The bible for energy data, the BP Statistical Review, was released yesterday and I continue to make up charts using the fresh news. Today I update Global Energy Use by Source 2009, which shows the contribution to total world energy by source, and without question there are changes here worth a comment. But before getting to the relative mix, let’s briefly review the absolute changes from 2008.

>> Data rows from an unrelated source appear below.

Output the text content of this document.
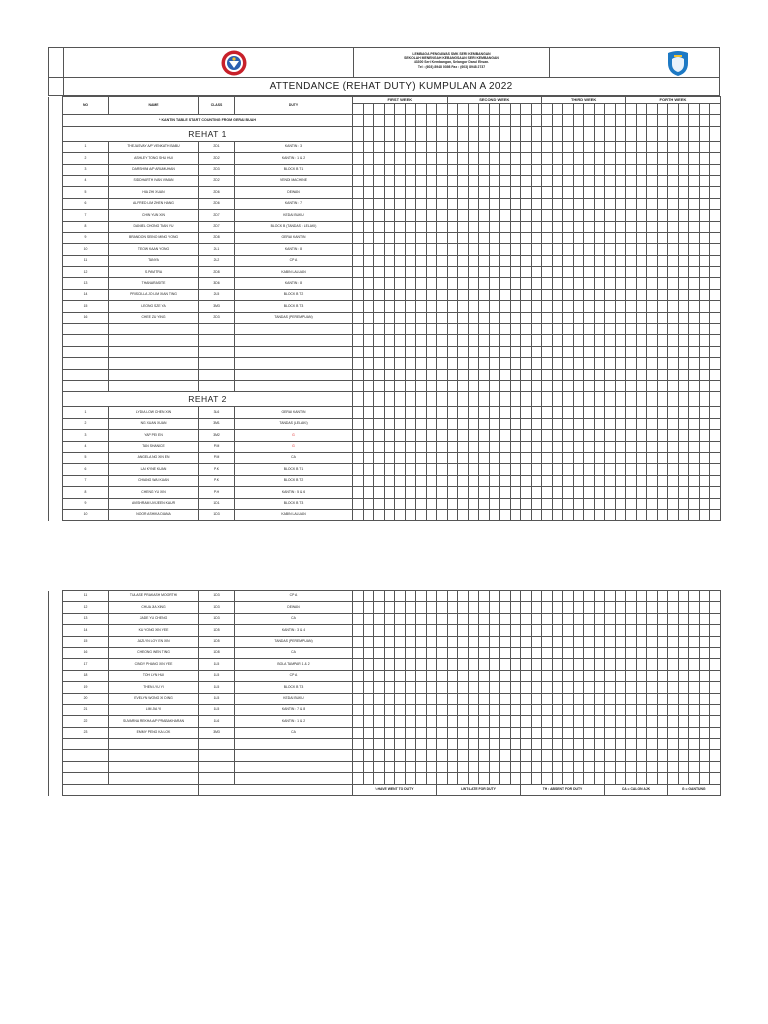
LEMBAGA PENGAWAS SMK SERI KEMBANGAN
SEKOLAH MENENGAH KEBANGSAAN SERI KEMBANGAN
43300 Seri Kembangan, Selangor Darul Ehsan.
Tel : (603) 8948 0398 Fax : (603) 8948 2737
ATTENDANCE (REHAT DUTY) KUMPULAN A 2022
	NO	NAME	CLASS	DUTY	FIRST WEEK									SECOND WEEK									THIRD WEEK								FORTH WEEK								

	* KANTIN TABLE START COUNTING FROM GERAI BUAH																																						
	REHAT 1																																						
	1	THEJASVAY A/P VENKATH BABU	2D1	KANTIN : 3																																			
	2	ASHLEY TONG SHU HUI	2D2	KANTIN : 1 & 2																																			
	3	DARSHINI A/P ARUMUHAN	2D3	BLOCK B T1																																			
	4	SIDDHARTH IVAN VIMAN	2D2	VENDI MACHINE																																			
	5	HIA ZHI XUAN	2D6	DEWAN																																			
	6	ALFRED LIM ZHEN HANG	2D6	KANTIN : 7																																			
	7	CHIN YUN XIN	2D7	KEDAI BUKU																																			
	8	DANIEL CHONG TIAN YU	2D7	BLOCK B (TANDAS : LELAKI)																																			
	9	BRANDON SEINO MING YONG	2D8	GERAI KANTIN																																			
	10	TEOW KAAN YONG	2L1	KANTIN : 8																																			
	11	TANYA	2L2	CP A																																			
	12	S.PAVITRA	2D8	KABIN LALUAN																																			
	13	THANARASITE	3D6	KANTIN : 8																																			
	14	PRISCILLA JO LIM XIAN TING	2L5	BLOCK B T2																																			
	15	LEONG SZE YA	3M3	BLOCK B T3																																			
	16	CHEE ZU YING	2D3	TANDAS (PEREMPUAN)																																			

	REHAT 2																																						
	1	LYDIA LOW CHEN XIN	3L6	GERAI KANTIN																																			
	2	NG XUAN XUAN	3M1	TANDAS (LELAKI)																																			
	3	YAP PEI EN	3M2	G																																			
	4	TAN SHANICE	P.M	G																																			
	5	ANGELA NG XIN EN	P.M	CA																																			
	6	LAI KYNE KUAN	P.K	BLOCK B T1																																			
	7	CHIANG WAI KUAN	P.K	BLOCK B T2																																			
	8	CHENG YU XIN	P.H	KANTIN : 5 & 6																																			
	9	AVISHRAM UVIJEEN KAUR	1D1	BLOCK B T3																																			
	10	NOOR ASHIKA DIANA	1D3	KABIN LALUAN																																			
	11	TULASE PRAKASH MOORTHI	1D3	CP A																																			
	12	CHUA JIA XING	1D3	DEWAN																																			
	13	JADE YU CHENG	1D3	CA																																			
	14	KU YONG XIN YEE	1D5	KANTIN : 3 & 4																																			
	15	JAZLYN LOY EN XIN	1D5	TANDAS (PEREMPUAN)																																			
	16	CHEONG WEN TING	1D8	CA																																			
	17	CINDY PHANG XIN YEE	1L5	BOLA TAMPAR 1 & 2																																			
	18	TOH LYN HUI	1L5	CP A																																			
	19	THEN LYU YI	1L5	BLOCK B T3																																			
	20	EVELYN WONG XI DING	1L5	KEDAI BUKU																																			
	21	LIM JIA YI	1L5	KANTIN : 7 & 8																																			
	22	SUVARNA REKHA A/P PRABAKHARAN	1L6	KANTIN : 1 & 2																																			
	23	EMMY PENG KA LOK	3M3	CA																																			

					\:HAVE WENT TO DUTY								LWT:LATE FOR DUTY								TH : ABSENT FOR DUTY								CA = CALON AJK						G = GANTUNG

First, total world energy use from all sources fell by 1.1% last year. Given the state of the world economy, that’s no surprise. Though, I should mention, 1.1% is much lower than many had anticipated. Digging back into my data archives, for example, to the time of the Great Depression–when coal was still the primary energy source for the world–I find that in 1931 coal use fell over 11% from 1930. Oil is of course now the world’s primary energy source (though not for much longer) and in 2009 total world oil use fell by 1.7%. Total world use of coal was flat in 2009, by contrast. And in natural gas, total global use fell by 2.1%. Given these absolute falls, let’s now look at the chart of relative use, by source:

Oil still makes the largest relative contribution to global consumption of energy. However, compared to 2008 (revised), coal increased its global contribution from 29.04% to 29.36%, while oil’s contribution fell from 35.00% to 34.77%. That may look like a small change, until you consider the scale of global energy use and the trend of the past 10 years. It’s also notable that both natural gas and nuclear power lost relative position as well, with nuclear’s contribution now falling even further below hydro power. Fun fact: hydro power has contributed a very steady 5.50-6.50% to global energy supply since 1965.

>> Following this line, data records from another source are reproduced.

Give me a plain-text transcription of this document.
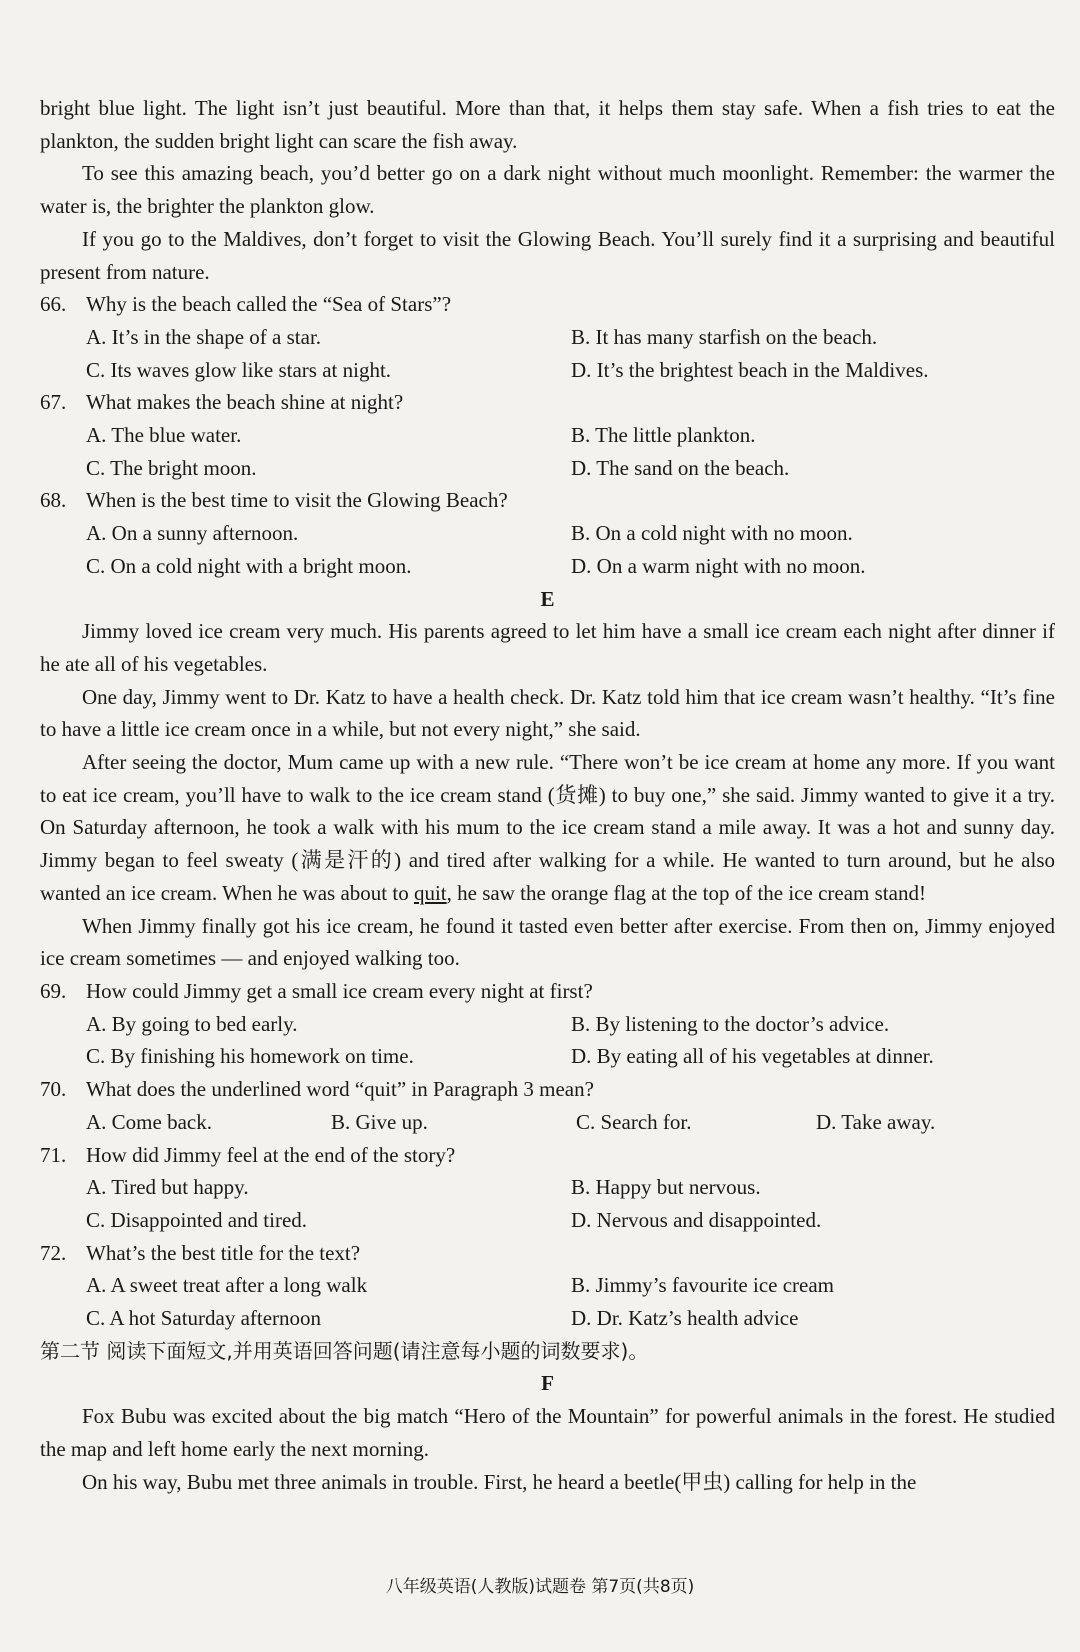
bright blue light. The light isn’t just beautiful. More than that, it helps them stay safe. When a fish tries to eat the plankton, the sudden bright light can scare the fish away.

To see this amazing beach, you’d better go on a dark night without much moonlight. Remember: the warmer the water is, the brighter the plankton glow.

If you go to the Maldives, don’t forget to visit the Glowing Beach. You’ll surely find it a surprising and beautiful present from nature.

66. Why is the beach called the “Sea of Stars”?
A. It’s in the shape of a star.	B. It has many starfish on the beach.
C. Its waves glow like stars at night.	D. It’s the brightest beach in the Maldives.
67. What makes the beach shine at night?
A. The blue water.	B. The little plankton.
C. The bright moon.	D. The sand on the beach.
68. When is the best time to visit the Glowing Beach?
A. On a sunny afternoon.	B. On a cold night with no moon.
C. On a cold night with a bright moon.	D. On a warm night with no moon.
E

Jimmy loved ice cream very much. His parents agreed to let him have a small ice cream each night after dinner if he ate all of his vegetables.

One day, Jimmy went to Dr. Katz to have a health check. Dr. Katz told him that ice cream wasn’t healthy. “It’s fine to have a little ice cream once in a while, but not every night,” she said.

After seeing the doctor, Mum came up with a new rule. “There won’t be ice cream at home any more. If you want to eat ice cream, you’ll have to walk to the ice cream stand (货摊) to buy one,” she said. Jimmy wanted to give it a try. On Saturday afternoon, he took a walk with his mum to the ice cream stand a mile away. It was a hot and sunny day. Jimmy began to feel sweaty (满是汗的) and tired after walking for a while. He wanted to turn around, but he also wanted an ice cream. When he was about to quit, he saw the orange flag at the top of the ice cream stand!

When Jimmy finally got his ice cream, he found it tasted even better after exercise. From then on, Jimmy enjoyed ice cream sometimes — and enjoyed walking too.

69. How could Jimmy get a small ice cream every night at first?
A. By going to bed early.	B. By listening to the doctor’s advice.
C. By finishing his homework on time.	D. By eating all of his vegetables at dinner.
70. What does the underlined word “quit” in Paragraph 3 mean?
A. Come back.	B. Give up.	C. Search for.	D. Take away.
71. How did Jimmy feel at the end of the story?
A. Tired but happy.	B. Happy but nervous.
C. Disappointed and tired.	D. Nervous and disappointed.
72. What’s the best title for the text?
A. A sweet treat after a long walk	B. Jimmy’s favourite ice cream
C. A hot Saturday afternoon	D. Dr. Katz’s health advice
第二节 阅读下面短文,并用英语回答问题(请注意每小题的词数要求)。
F

Fox Bubu was excited about the big match “Hero of the Mountain” for powerful animals in the forest. He studied the map and left home early the next morning.

On his way, Bubu met three animals in trouble. First, he heard a beetle(甲虫) calling for help in the

八年级英语(人教版)试题卷 第7页(共8页)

The most important story from yesterday’s data release, of course, is that global coal consumption was flat in 2009 as consumption of oil and natural gas fell. Coal remains the big story, and will become an even bigger story as we head to 2015.

-Gregor

10 Comments ↓

  1. Grant writes:

    Thanx for a terrific site Gregor, lots of sooooo useful info, and careful reasoning. Tops! One thing – your article “Crouching Oil, Hidden Coal” gives the ratios of global energy use 2009 for oil, coal, natural gas, nuclear and hydro, but there's no mention of the ratios of combustible renewables (biomass), wind and solar. Why is that?

  2. EGB3 writes:

    Which sectors of use are most effecting these changes by energy type both in th US and global?

  3. Kinuachdrach writes:

    The BP Statistical Review tried to include the “Subsidy Sluts” (wind, solar) a number of years ago, when BP was going through its now-forgotten Green phase. They had to give it up, because the numbers were down in the rounding error range when set against global energy demand.

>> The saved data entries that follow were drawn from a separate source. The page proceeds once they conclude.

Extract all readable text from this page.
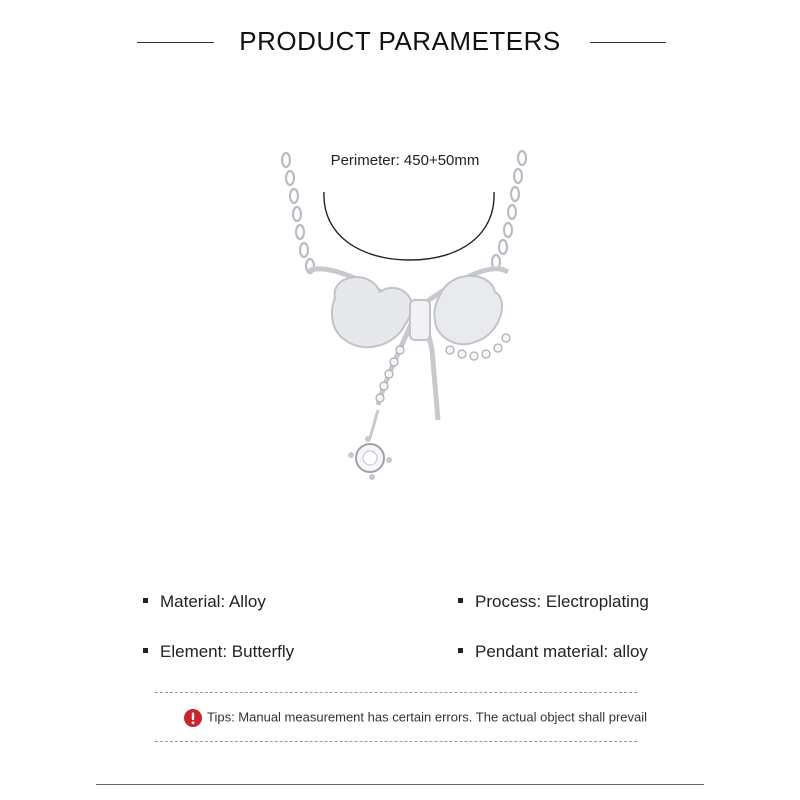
PRODUCT PARAMETERS
Perimeter: 450+50mm
Material: Alloy	Process: Electroplating
Element: Butterfly	Pendant material: alloy
Tips: Manual measurement has certain errors. The actual object shall prevail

    Combustible biomass is mainly used in poor countries, where poor people pick up their own supply. It is not a commercial fuel, hence is excluded from the statistics — even though it is believed to be cumulatively quite significant.

  4. Grant writes:

    OK, if BP's Statistical Review no longer factors in solar and wind, where (in your opinion) are the most reputable sources for showing their (admittedly small) ratio of global energy use. Also, I'm interested in the ratios of solar and wind for the US, China and the UE: can you point me towards some reputable sources?

  5. Pmcandrew writes:

    Nice follow on to the coal story here:

    http://dotearth.blogs.nytimes.com/2010/06/18/th

  6. gregor.us writes:

    Yes thanks. Note, however, that at the NYTimes they may read all my work on Coal but they will never cite a blogger such as myself. They stay within academia for sources. Contrast this with the FT.

  7. Pmcandrew writes:

    well really, how can you trust some blogger to get the story right? That's a job for journalists.

  8. Pmcandrew writes:

    Nice follow on to the coal story here:

    http://dotearth.blogs.nytimes.com/2010/06/18/th

  9. gregor.us writes:

    Yes thanks. Note, however, that at the NYTimes they may read all my work on Coal but they will never cite a blogger such as myself. They stay within academia for sources. Contrast this with the FT.

  10. Pmcandrew writes:

    well really, how can you trust some blogger to get the story right? That's a job for journalists.